Das Oberste Gericht in Belgien hat diese Woche entschieden, dass die kurdische Arbeiterpartei PKK keine "terroristische Organisation", sondern eine Partei in einem bewaffneten Konflikt ist.
Brüssel/Ankara/EU-weit. "Ich hoffe, dass es in Europa zu einem Umdenken kommt und es dazu beiträgt, die kurdische Frage auf politischem Weg zu lösen", sagte Anwalt Jan Fermon am Donnerstag.
"Ausgewogene Sichtweise"
Mit dem Urteil endet ein zehn Jahre andauernder Prozess wegen Unterstützung der PKK in der Türkei. Nach Ansicht der Verteidiger in den Brüsseler Verfahren ermöglicht die Entscheidung des Obersten Gerichtshofes von Belgien eine ausgewogene Sichtweise auf den Bürgerkrieg in der Türkei, da die Konfliktparteien nicht mehr in eine "gute" und eine "schlechte" Seite aufgeteilt würden. Sie erhoffen sich, dass das Urteil Auswirkungen auf die EU-Terrorliste hat. Die PKK wird auf dieser als terroristische Organisation geführt.
"Großer Fehler"
Für Andreas Schieder, SPÖ-EU-Delegationsleiter und Ko-Vorsitzender der Kurdischen Freundschaftsgruppe im Europaparlament, ist dies ein "großer Fehler", da dadurch der diplomatische Weg zur Lösung des Konflikts versperrt werde.
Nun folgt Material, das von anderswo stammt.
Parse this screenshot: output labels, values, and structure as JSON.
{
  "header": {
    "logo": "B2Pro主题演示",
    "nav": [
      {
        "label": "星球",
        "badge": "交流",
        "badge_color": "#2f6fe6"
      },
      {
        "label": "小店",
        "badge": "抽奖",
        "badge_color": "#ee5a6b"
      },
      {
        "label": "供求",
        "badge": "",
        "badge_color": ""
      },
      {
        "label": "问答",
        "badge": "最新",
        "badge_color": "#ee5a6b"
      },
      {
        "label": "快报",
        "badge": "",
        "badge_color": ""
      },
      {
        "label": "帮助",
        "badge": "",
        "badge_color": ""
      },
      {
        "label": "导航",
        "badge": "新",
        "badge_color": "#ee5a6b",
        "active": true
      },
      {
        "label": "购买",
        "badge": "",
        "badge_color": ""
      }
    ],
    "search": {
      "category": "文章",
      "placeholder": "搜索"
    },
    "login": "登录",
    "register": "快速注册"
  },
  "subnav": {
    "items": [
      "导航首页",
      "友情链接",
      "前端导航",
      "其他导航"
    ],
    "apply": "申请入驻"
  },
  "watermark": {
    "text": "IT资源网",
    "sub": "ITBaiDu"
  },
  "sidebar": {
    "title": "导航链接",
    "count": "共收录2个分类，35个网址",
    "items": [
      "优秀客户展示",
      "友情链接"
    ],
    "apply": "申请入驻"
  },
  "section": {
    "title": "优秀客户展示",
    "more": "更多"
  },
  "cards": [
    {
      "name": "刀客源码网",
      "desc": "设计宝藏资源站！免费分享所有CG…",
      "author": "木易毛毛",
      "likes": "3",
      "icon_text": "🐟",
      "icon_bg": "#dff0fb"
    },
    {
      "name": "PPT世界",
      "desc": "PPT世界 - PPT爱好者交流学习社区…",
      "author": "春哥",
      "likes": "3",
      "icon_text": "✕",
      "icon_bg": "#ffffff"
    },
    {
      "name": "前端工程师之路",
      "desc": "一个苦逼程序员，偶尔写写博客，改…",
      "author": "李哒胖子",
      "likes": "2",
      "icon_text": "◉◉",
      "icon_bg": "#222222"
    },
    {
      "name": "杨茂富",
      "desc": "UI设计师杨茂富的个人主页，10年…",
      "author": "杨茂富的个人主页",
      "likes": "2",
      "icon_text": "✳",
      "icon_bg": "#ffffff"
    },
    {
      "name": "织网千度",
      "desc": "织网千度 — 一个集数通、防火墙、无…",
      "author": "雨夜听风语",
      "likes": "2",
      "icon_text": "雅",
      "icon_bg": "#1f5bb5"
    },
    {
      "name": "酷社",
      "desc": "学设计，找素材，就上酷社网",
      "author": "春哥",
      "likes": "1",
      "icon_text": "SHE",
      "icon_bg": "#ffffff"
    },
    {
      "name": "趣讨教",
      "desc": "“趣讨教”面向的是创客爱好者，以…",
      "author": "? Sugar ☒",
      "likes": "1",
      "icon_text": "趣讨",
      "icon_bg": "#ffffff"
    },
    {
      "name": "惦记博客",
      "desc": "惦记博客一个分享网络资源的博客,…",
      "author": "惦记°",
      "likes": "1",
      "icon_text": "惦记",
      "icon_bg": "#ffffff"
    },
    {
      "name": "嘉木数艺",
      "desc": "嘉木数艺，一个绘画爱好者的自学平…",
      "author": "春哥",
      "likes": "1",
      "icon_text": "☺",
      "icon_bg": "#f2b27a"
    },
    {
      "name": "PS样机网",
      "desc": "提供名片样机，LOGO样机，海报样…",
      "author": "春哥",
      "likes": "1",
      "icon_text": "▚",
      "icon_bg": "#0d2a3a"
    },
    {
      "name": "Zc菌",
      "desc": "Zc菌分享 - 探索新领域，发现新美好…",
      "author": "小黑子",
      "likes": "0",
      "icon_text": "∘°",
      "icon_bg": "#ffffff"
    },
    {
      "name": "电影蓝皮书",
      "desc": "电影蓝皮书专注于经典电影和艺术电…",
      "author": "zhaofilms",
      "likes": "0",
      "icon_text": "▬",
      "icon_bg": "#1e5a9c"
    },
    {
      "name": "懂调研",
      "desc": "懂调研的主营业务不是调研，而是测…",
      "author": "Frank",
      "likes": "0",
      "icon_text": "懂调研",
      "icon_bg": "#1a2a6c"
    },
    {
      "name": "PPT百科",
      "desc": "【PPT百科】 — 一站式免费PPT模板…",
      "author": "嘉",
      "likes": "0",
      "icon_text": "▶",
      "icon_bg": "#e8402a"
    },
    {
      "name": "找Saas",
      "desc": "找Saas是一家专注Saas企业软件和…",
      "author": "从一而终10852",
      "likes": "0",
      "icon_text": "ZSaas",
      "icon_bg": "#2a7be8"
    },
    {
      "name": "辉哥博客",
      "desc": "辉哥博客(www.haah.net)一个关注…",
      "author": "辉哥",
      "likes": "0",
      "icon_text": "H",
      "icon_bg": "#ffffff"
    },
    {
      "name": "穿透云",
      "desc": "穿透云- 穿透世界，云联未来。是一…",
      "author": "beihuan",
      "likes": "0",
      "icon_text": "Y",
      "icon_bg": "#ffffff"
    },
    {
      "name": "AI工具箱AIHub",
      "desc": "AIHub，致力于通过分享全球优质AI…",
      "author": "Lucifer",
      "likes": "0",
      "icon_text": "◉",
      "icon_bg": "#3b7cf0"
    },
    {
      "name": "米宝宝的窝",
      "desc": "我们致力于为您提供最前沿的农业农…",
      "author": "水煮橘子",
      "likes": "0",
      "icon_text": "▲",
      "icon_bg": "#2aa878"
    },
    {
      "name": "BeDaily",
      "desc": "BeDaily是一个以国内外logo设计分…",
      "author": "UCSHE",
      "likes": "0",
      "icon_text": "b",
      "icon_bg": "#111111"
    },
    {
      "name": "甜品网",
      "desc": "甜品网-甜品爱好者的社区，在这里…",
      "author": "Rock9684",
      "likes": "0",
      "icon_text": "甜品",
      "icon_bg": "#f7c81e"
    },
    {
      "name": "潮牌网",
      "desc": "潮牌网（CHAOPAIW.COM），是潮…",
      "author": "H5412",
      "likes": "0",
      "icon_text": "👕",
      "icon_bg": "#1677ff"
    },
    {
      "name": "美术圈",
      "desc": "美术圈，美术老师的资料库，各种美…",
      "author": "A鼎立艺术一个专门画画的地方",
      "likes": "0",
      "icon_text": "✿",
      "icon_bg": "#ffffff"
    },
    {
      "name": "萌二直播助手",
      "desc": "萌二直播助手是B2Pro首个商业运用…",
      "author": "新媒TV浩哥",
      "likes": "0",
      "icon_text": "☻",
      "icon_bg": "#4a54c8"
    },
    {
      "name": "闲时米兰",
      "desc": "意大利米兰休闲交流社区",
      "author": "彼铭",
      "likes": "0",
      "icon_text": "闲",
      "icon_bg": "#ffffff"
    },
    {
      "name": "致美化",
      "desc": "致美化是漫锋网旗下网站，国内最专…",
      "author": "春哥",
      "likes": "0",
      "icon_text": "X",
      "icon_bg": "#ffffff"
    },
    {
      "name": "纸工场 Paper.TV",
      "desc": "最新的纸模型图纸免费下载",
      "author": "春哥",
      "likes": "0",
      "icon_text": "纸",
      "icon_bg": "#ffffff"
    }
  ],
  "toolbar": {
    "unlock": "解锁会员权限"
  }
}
Eine solche wäre wichtig für die gesamte Region. Die Türkei hatte die Bekämpfung der PKK auch als Grund für die Invasion in Nordsyrien genutzt.
EU-Terrorliste von den Ministern der Mitgliedsländer beschlossen
Die EU-Terrorliste wird von den Ministern der Mitgliedsländer beschlossen. Fermon zufolge wird diese somit basierend auf politischen Erwägungen und nicht auf juristischen Überlegungen erstellt. Laut einem Urteil des Europäischen Gerichtshofes (EuGH) von November 2018 wurde die kurdische Arbeiterpartei von 2014 bis 2017 zu Unrecht auf der EU-Terrorliste geführt. Konkrete Auswirkungen hatte das Urteil allerdings nicht, da es für 2018 einen neuen Beschluss zur Terrorliste gab, der durch das Urteil nicht infrage gestellt wird. Er beruhe jedoch auf derselben Argumentation wie der vorhergehende Beschluss und könnte somit ebenso entkräftet werden, hieß es am Donnerstag in Brüssel.
Der belgische Außenminister Philippe Goffin teilte am Mittwoch mit, dass er seine Haltung angesichts des Urteils nicht ändern werde. "Die Entscheidung des Obersten Gerichtshofes ist die Einschätzung der Judikative, die klar von der Exekutive getrennt ist, und muss als solche verstanden werden", erklärte Goffin. Keinesfalls sei davon abzuleiten, dass die belgische Staatsanwaltschaft deshalb keine PKK-Mitglieder mehr verfolgen können. Die Verteidiger sehen darin einen problematischen Zugang zur Gewaltenteilung.
PKK "keine Strukturen" in Belgien
Die PKK verfügt laut der Verteidigung über keine Strukturen in Belgien. Der 2009 begonnene Prozess gegen 41 Individuen und Organisationen wegen Unterstützung der PKK in der Türkei sei aufgrund von Interventionen der türkischen und der US-Botschaft ab 2006 angestrengt worden, so der Anwalt Paul Bekaert. Dies gehe aus Informationen hervor, die die Enthüllungsplattform Wikileaks zugänglich gemacht habe. Ziel sei gewesen, den in Belgien ansässigen kurdischen Sender Roj-TV zu bekämpfen.